His words hit my eardrum hard as if I were sitting next to the band during an already rowdy football game.

My fingernails pierce my palm, and my mind concentrates on the discomfort. They're trimmed short, so the pressure it's more of a pressure than pain.

My throat burns as I continuously swallow, all the liquid in my mouth long gone.

"I should have known. I should have listened to my gut. Was all of this just a fantasy to you? And now that it has become a reality, you're struggling to cope? Everything just got real for you, didn't it?" 

He moved away from the counter and stalked toward my trembling body.

"You're human, and you've never felt this side of yourself have you? The true fear of your life being threatened. A life you never realized you truly wanted to live until I came along to remind you." He bent down to my level, our eyes forced to meet. "I'm just a reminder of how fortunate you are to have been given the gift of life." 

He spoke as if he was on a stage. As if he were reciting words written by a playwright who had long left this world.

The part wasn't meant to be his. 

The words hit me, but they didn't stay in my system; instead, they left me feeling empty. He was posing as some kind of savior, but his eyes never failed to reveal who he was behind the facade. They were lifeless and dead. Telling a narrative that differed from his words.

His finger flexed against his pocket, clearly craving something. A need to hold onto something physical in this endless emptiness of conversation. He had seemed so invincible originally, a hardened criminal who had avoided capture for who knows how long. 

Looking at him now though, it was easy to notice his endless list of weak points. He wasn't natural, but nor was he supernatural. His lack of blinking was calculated, as though he were afraid to lose his prey in the second it took to dampen his dilated pupils.

He had been able to read my past, but he was now staring at me as if some pages were missing from the book. That the words on those pages were ones he had failed to grasp. The type he recognized enough to pronounce, but not enough to know the true meaning of. 

He could live in the silence, but only for so long.

He craved chaos, the clearness of screams over the confusion of whispers.

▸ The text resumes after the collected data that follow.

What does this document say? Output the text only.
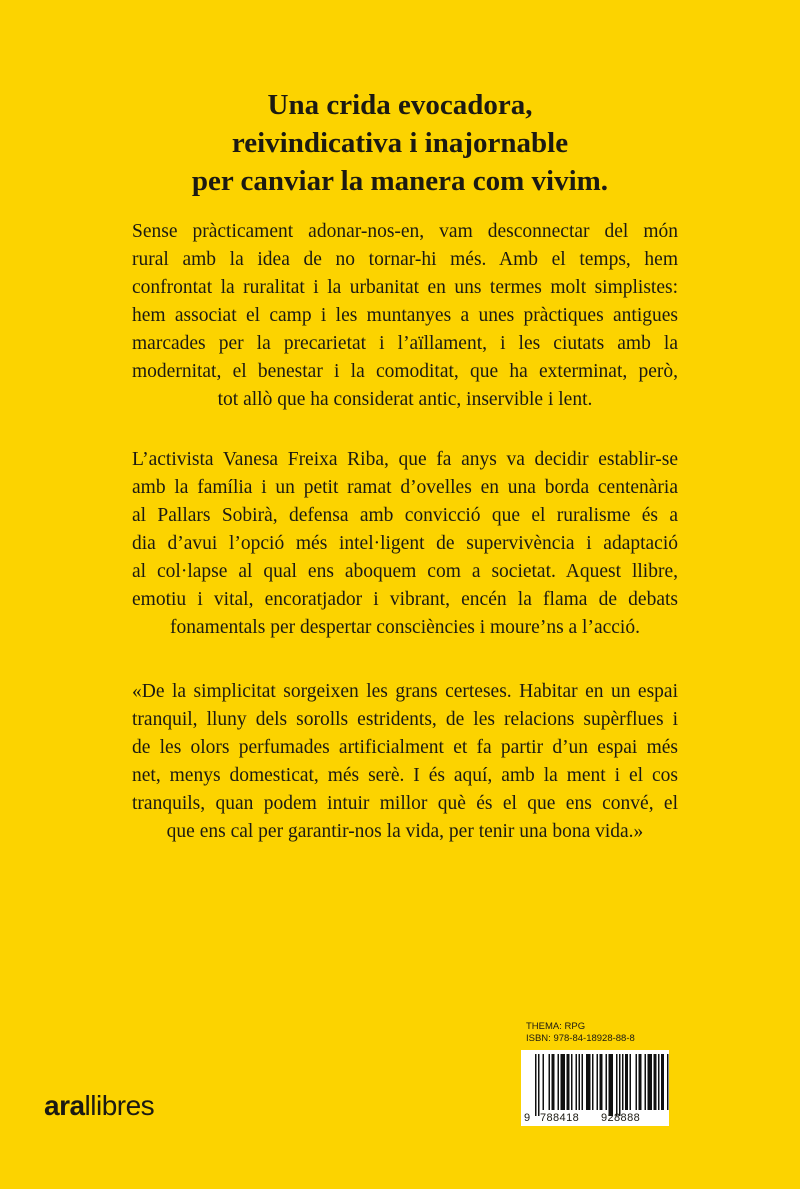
Una crida evocadora,
reivindicativa i inajornable
per canviar la manera com vivim.

Sense pràcticament adonar-nos-en, vam desconnectar del món
rural amb la idea de no tornar-hi més. Amb el temps, hem
confrontat la ruralitat i la urbanitat en uns termes molt simplistes:
hem associat el camp i les muntanyes a unes pràctiques antigues
marcades per la precarietat i l’aïllament, i les ciutats amb la
modernitat, el benestar i la comoditat, que ha exterminat, però,
tot allò que ha considerat antic, inservible i lent.

L’activista Vanesa Freixa Riba, que fa anys va decidir establir-se
amb la família i un petit ramat d’ovelles en una borda centenària
al Pallars Sobirà, defensa amb convicció que el ruralisme és a
dia d’avui l’opció més intel·ligent de supervivència i adaptació
al col·lapse al qual ens aboquem com a societat. Aquest llibre,
emotiu i vital, encoratjador i vibrant, encén la flama de debats
fonamentals per despertar consciències i moure’ns a l’acció.

«De la simplicitat sorgeixen les grans certeses. Habitar en un espai
tranquil, lluny dels sorolls estridents, de les relacions supèrflues i
de les olors perfumades artificialment et fa partir d’un espai més
net, menys domesticat, més serè. I és aquí, amb la ment i el cos
tranquils, quan podem intuir millor què és el que ens convé, el
que ens cal per garantir-nos la vida, per tenir una bona vida.»

arallibres
THEMA: RPG
ISBN: 978-84-18928-88-8
9 788418 928888
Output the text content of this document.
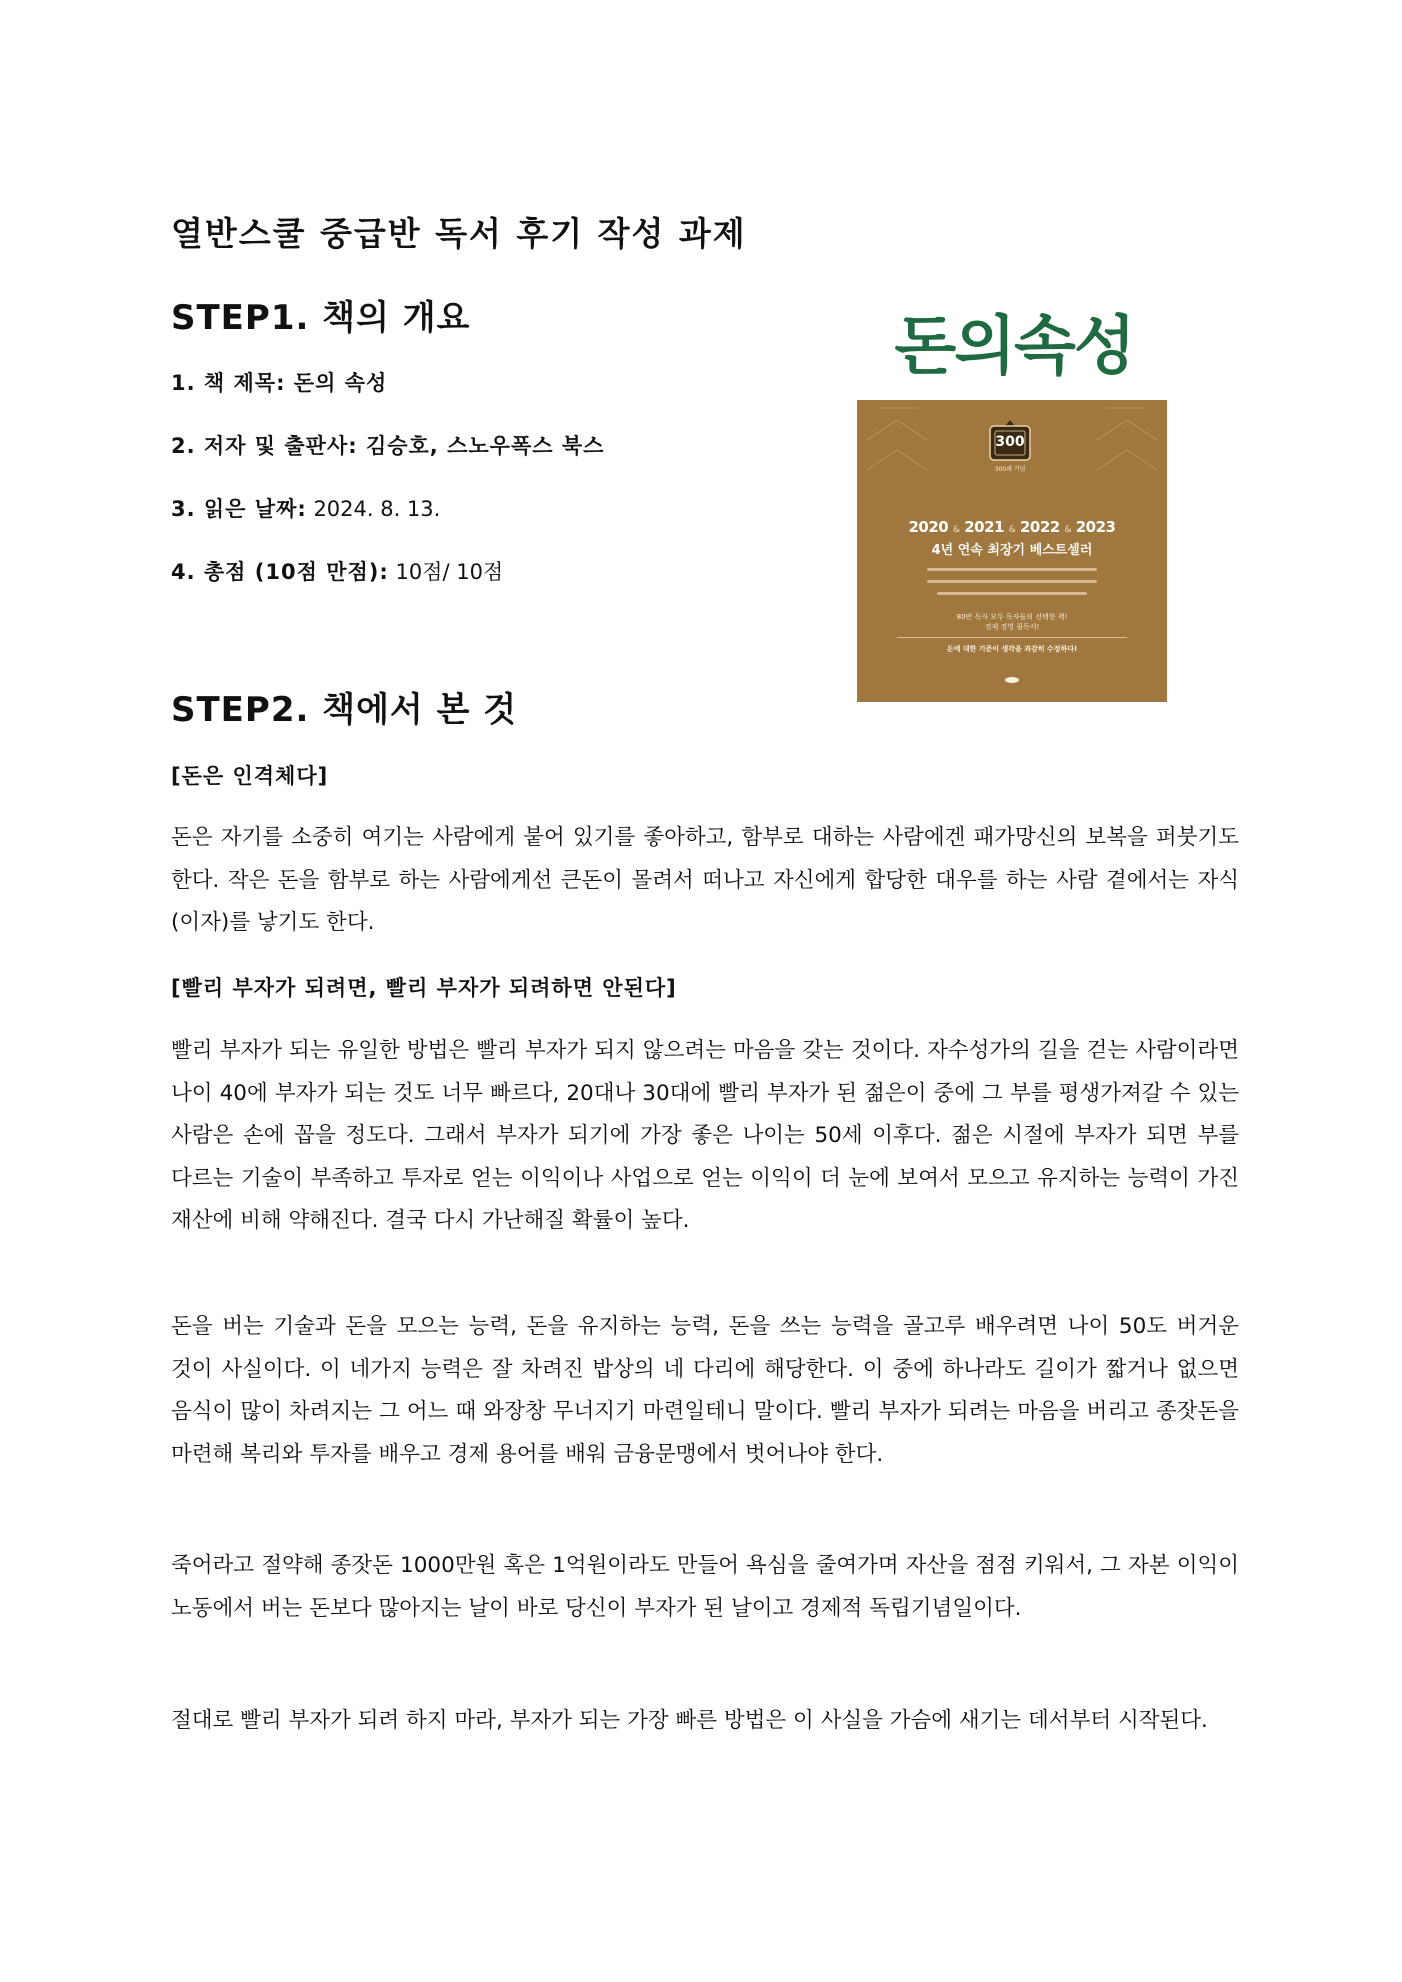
열반스쿨 중급반 독서 후기 작성 과제
STEP1. 책의 개요

1. 책 제목: 돈의 속성

2. 저자 및 출판사: 김승호, 스노우폭스 북스

3. 읽은 날짜: 2024. 8. 13.

4. 총점 (10점 만점): 10점/ 10점

돈의속성
300
300쇄 기념
2020 & 2021 & 2022 & 2023
4년 연속 최장기 베스트셀러
80만 독자 모두 독자들의 선택한 책!
경제 경영 필독서!
돈에 대한 기준이 생각을 과감히 수정하다!
STEP2. 책에서 본 것

[돈은 인격체다]

돈은 자기를 소중히 여기는 사람에게 붙어 있기를 좋아하고, 함부로 대하는 사람에겐 패가망신의 보복을 퍼붓기도 한다. 작은 돈을 함부로 하는 사람에게선 큰돈이 몰려서 떠나고 자신에게 합당한 대우를 하는 사람 곁에서는 자식(이자)를 낳기도 한다.

[빨리 부자가 되려면, 빨리 부자가 되려하면 안된다]

빨리 부자가 되는 유일한 방법은 빨리 부자가 되지 않으려는 마음을 갖는 것이다. 자수성가의 길을 걷는 사람이라면 나이 40에 부자가 되는 것도 너무 빠르다, 20대나 30대에 빨리 부자가 된 젊은이 중에 그 부를 평생가져갈 수 있는 사람은 손에 꼽을 정도다. 그래서 부자가 되기에 가장 좋은 나이는 50세 이후다. 젊은 시절에 부자가 되면 부를 다르는 기술이 부족하고 투자로 얻는 이익이나 사업으로 얻는 이익이 더 눈에 보여서 모으고 유지하는 능력이 가진 재산에 비해 약해진다. 결국 다시 가난해질 확률이 높다.

돈을 버는 기술과 돈을 모으는 능력, 돈을 유지하는 능력, 돈을 쓰는 능력을 골고루 배우려면 나이 50도 버거운 것이 사실이다. 이 네가지 능력은 잘 차려진 밥상의 네 다리에 해당한다. 이 중에 하나라도 길이가 짧거나 없으면 음식이 많이 차려지는 그 어느 때 와장창 무너지기 마련일테니 말이다. 빨리 부자가 되려는 마음을 버리고 종잣돈을 마련해 복리와 투자를 배우고 경제 용어를 배워 금융문맹에서 벗어나야 한다.

죽어라고 절약해 종잣돈 1000만원 혹은 1억원이라도 만들어 욕심을 줄여가며 자산을 점점 키워서, 그 자본 이익이 노동에서 버는 돈보다 많아지는 날이 바로 당신이 부자가 된 날이고 경제적 독립기념일이다.

절대로 빨리 부자가 되려 하지 마라, 부자가 되는 가장 빠른 방법은 이 사실을 가슴에 새기는 데서부터 시작된다.
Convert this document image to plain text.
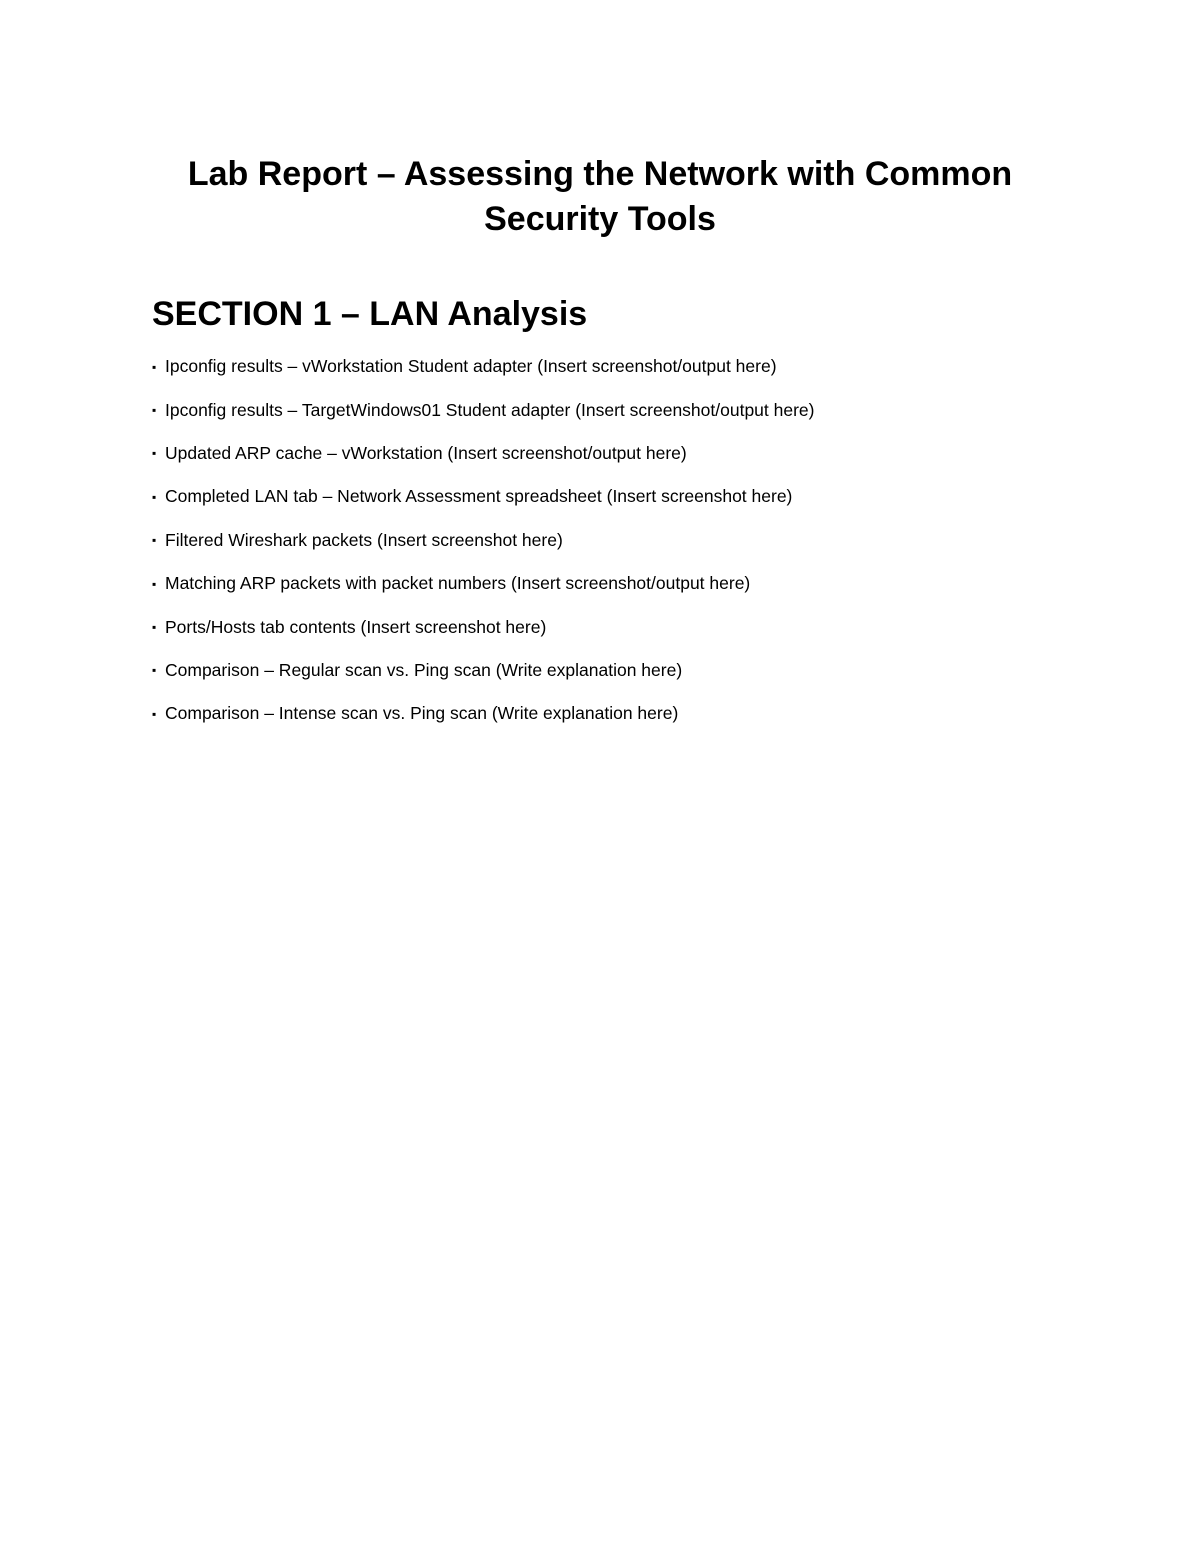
Lab Report – Assessing the Network with Common Security Tools
SECTION 1 – LAN Analysis
▪ Ipconfig results – vWorkstation Student adapter (Insert screenshot/output here)
▪ Ipconfig results – TargetWindows01 Student adapter (Insert screenshot/output here)
▪ Updated ARP cache – vWorkstation (Insert screenshot/output here)
▪ Completed LAN tab – Network Assessment spreadsheet (Insert screenshot here)
▪ Filtered Wireshark packets (Insert screenshot here)
▪ Matching ARP packets with packet numbers (Insert screenshot/output here)
▪ Ports/Hosts tab contents (Insert screenshot here)
▪ Comparison – Regular scan vs. Ping scan (Write explanation here)
▪ Comparison – Intense scan vs. Ping scan (Write explanation here)
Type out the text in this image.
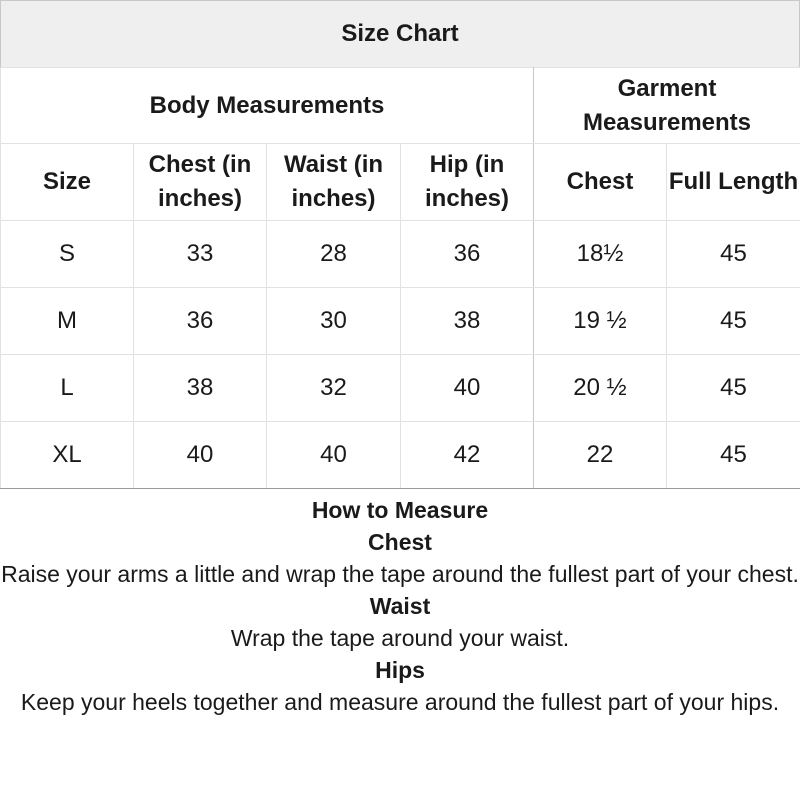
Size Chart
Body Measurements				Garment Measurements	
Size	Chest (in inches)	Waist (in inches)	Hip (in inches)	Chest	Full Length
S	33	28	36	18½	45
M	36	30	38	19 ½	45
L	38	32	40	20 ½	45
XL	40	40	42	22	45

How to Measure

Chest

Raise your arms a little and wrap the tape around the fullest part of your chest.

Waist

Wrap the tape around your waist.

Hips

Keep your heels together and measure around the fullest part of your hips.
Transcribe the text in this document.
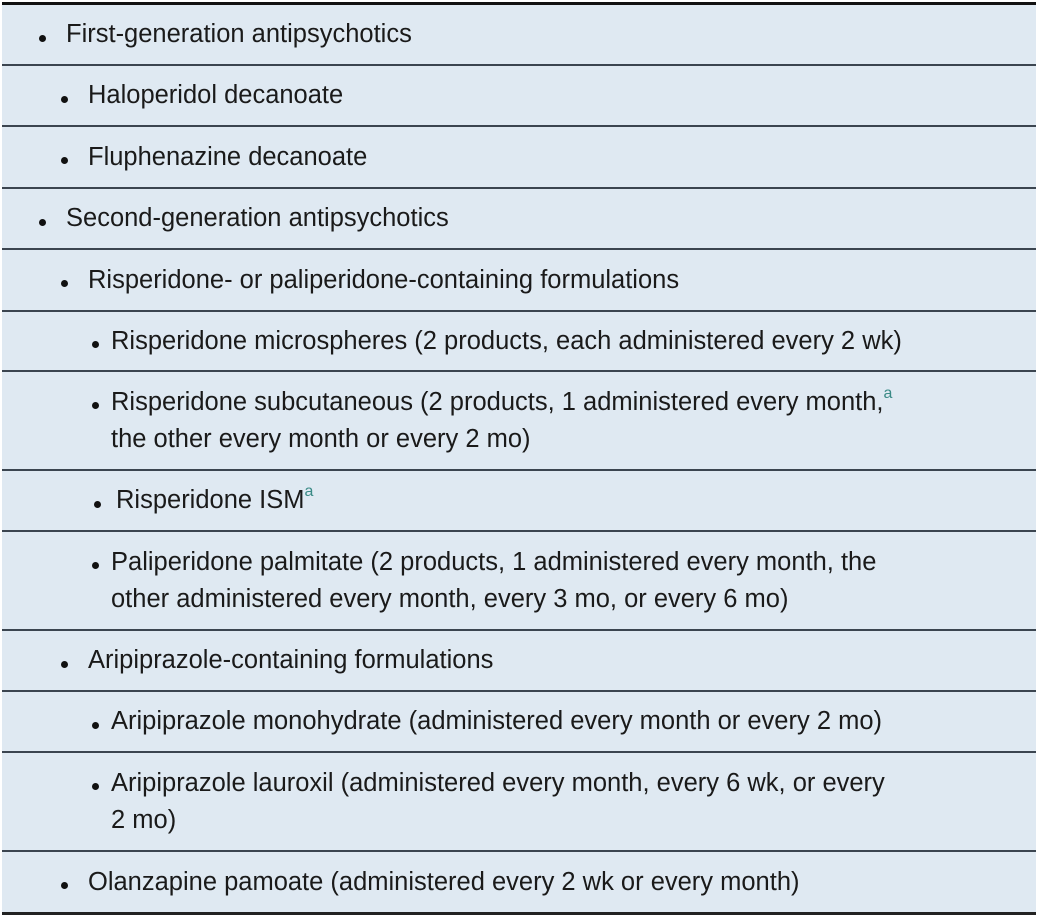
First-generation antipsychotics
Haloperidol decanoate
Fluphenazine decanoate
Second-generation antipsychotics
Risperidone- or paliperidone-containing formulations
Risperidone microspheres (2 products, each administered every 2 wk)
Risperidone subcutaneous (2 products, 1 administered every month,$^a$
the other every month or every 2 mo)
Risperidone ISM$^a$
Paliperidone palmitate (2 products, 1 administered every month, the
other administered every month, every 3 mo, or every 6 mo)
Aripiprazole-containing formulations
Aripiprazole monohydrate (administered every month or every 2 mo)
Aripiprazole lauroxil (administered every month, every 6 wk, or every
2 mo)
Olanzapine pamoate (administered every 2 wk or every month)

He didn't make it out much. Possibly only forcibly by those who loved him, if he even had any left. 

It wouldn't be surprising if he was too much to love. Forcing his family's hands to cut his branch from their tree to avoid the whole thing contracting his sickness. To sacrifice the sheep with the darkest wool, to save the rest of the flock from slaughter.

Do they speak with pride when asked about him, or does shame creep into the long pause before being brushed away with uncomfortable humor? Was he the constant cause of every party's lull? An eventual agreement to never be spoken about by those who shared his blood?

In the rare moments when his name surfaced, the air would grow heavy with a tension that words couldn't quite get rid of. Faces would shift uncomfortably, eyes darting to find peace once more in mundane distractions.

"Do you think I came all this way to kill you?" His eyes dropped, knowing I had no answer for him. All he wanted was for the silence to stop pressing so heavily against his chest.